Hanley, 54, will return to San Jose as the goalkeeper coach. The 16-year coaching veteran and Bay Area native spent three seasons with the Clash from 1997-99 and then five seasons with the Earthquakes from 2001-05. He helped the club to MLS Cup titles in 2001 and 2003 and was part of San Jose’s first Supporters’ Shield run in 2005. He then spent eight years with the Houston Dynamo, including their first two seasons in 2006-07 and then six more from 2009-14.
“Tim for me is one of the best goalkeeping coaches in America,” Kinnear said. “I think he has a great manner with the goalkeepers and I think a lot of goalkeepers – Joe Cannon, Jon Conway, Pat Onstad, Tyler Deric, and the list goes on – have become solid starters in this league for many years thanks to his help."
Hanley coached three Goalkeeper of the Year winners in a four-year span from 2002-05 (Joe Cannon 2002; Pat Onstad 2003, 2005). He also coached in the A-League, the Premier Development League, and at Stanford University (2002-05).
As a player, Hanley played six seasons in the United States and the United Kingdom. He began his career training with Blackpool and Coventry City in England, then returned to the United States to play in the North American Soccer League. He played with the Tampa Bay Rowdies, San Jose Earthquakes, and Golden Bay Earthquakes, sandwiched around a stint at Scottish club Hibernian.
Head Athletic Trainer
Assistant Athletic Trainer
Derek Lawrance enters his third season with the Earthquakes as the assistant athletic trainer after joining the club in January. He brings five years of professional experience to San Jose, including a recent stint with Chivas USA.

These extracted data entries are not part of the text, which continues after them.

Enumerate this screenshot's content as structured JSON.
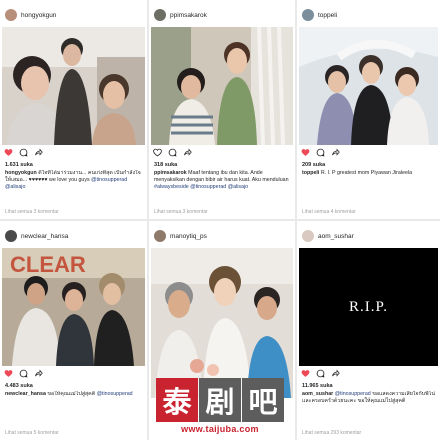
{
  "posts": [
    {
      "username": "hongyokgun",
      "likes": "1.631 suka",
      "caption_user": "hongyokgun",
      "caption_text": "ดีใจที่ได้มาร่วมงาน... คนเก่งที่สุด เป็นกำลังใจให้เสมอ... ♥♥♥♥♥♥ we love you guys",
      "caption_tags": "@tinosupperad @alisajo",
      "comments_link": "Lihat semua 3 komentar",
      "avatar_color": "#b88f7a"
    },
    {
      "username": "ppimsakarok",
      "likes": "318 suka",
      "caption_user": "ppimsakarok",
      "caption_text": "Maaf tentang ibu dan kita. Ande menyaksikan dengan bibir air harus kuat. Aku menduluan",
      "caption_tags": "#alwaysbeside @tinosupperad @alisajo",
      "comments_link": "Lihat semua 3 komentar",
      "avatar_color": "#6d6e64"
    },
    {
      "username": "toppeli",
      "likes": "209 suka",
      "caption_user": "toppeli",
      "caption_text": "R. I. P greatest mom Piyawan Jiraleela",
      "caption_tags": "",
      "comments_link": "Lihat semua 4 komentar",
      "avatar_color": "#7a8e9c"
    },
    {
      "username": "newclear_hansa",
      "likes": "4.483 suka",
      "caption_user": "newclear_hansa",
      "caption_text": "ขอให้คุณแม่ไปสู่สุคติ",
      "caption_tags": "@tinosupperad",
      "comments_link": "Lihat semua 5 komentar",
      "avatar_color": "#4a4a4a"
    },
    {
      "username": "manoytiq_ps",
      "likes": "",
      "caption_user": "",
      "caption_text": "",
      "caption_tags": "",
      "comments_link": "",
      "avatar_color": "#8f7a6a"
    },
    {
      "username": "aom_sushar",
      "likes": "11.965 suka",
      "caption_user": "aom_sushar",
      "caption_text": "ขอแสดงความเสียใจกับพี่โน่และครอบครัวด้วยนะคะ ขอให้คุณแม่ไปสู่สุคติ",
      "caption_tags": "@tinosupperad",
      "comments_link": "Lihat semua 293 komentar",
      "avatar_color": "#d9c9c0",
      "image_text": "R.I.P."
    }
  ],
  "watermark": {
    "logo_chars": [
      "泰",
      "剧",
      "吧"
    ],
    "url": "www.taijuba.com"
  },
  "icons": {
    "like": "heart-icon",
    "comment": "comment-icon",
    "share": "share-icon"
  },
  "colors": {
    "like_red": "#ed4956",
    "hashtag": "#223e7a",
    "watermark_red": "#c9232f"
  }
}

Lawrance began his career with an internship at D.C. United before accepting a position as assistant athletic trainer at Elon University in North Carolina. He worked with the school’s men’s soccer and softball from 2008-11, eventually moving back to Major League Soccer with a position as the assistant athletic trainer for Chivas USA in 2012.
Prior to his professional experience, Lawrance graduated with a degree in athletic training from James Madison University in 2006. He went on to complete his master’s in exercise science at Georgia Southern University in 2008. Lawrance was also a collegiate soccer player at Emory and Henry College from 2001-03.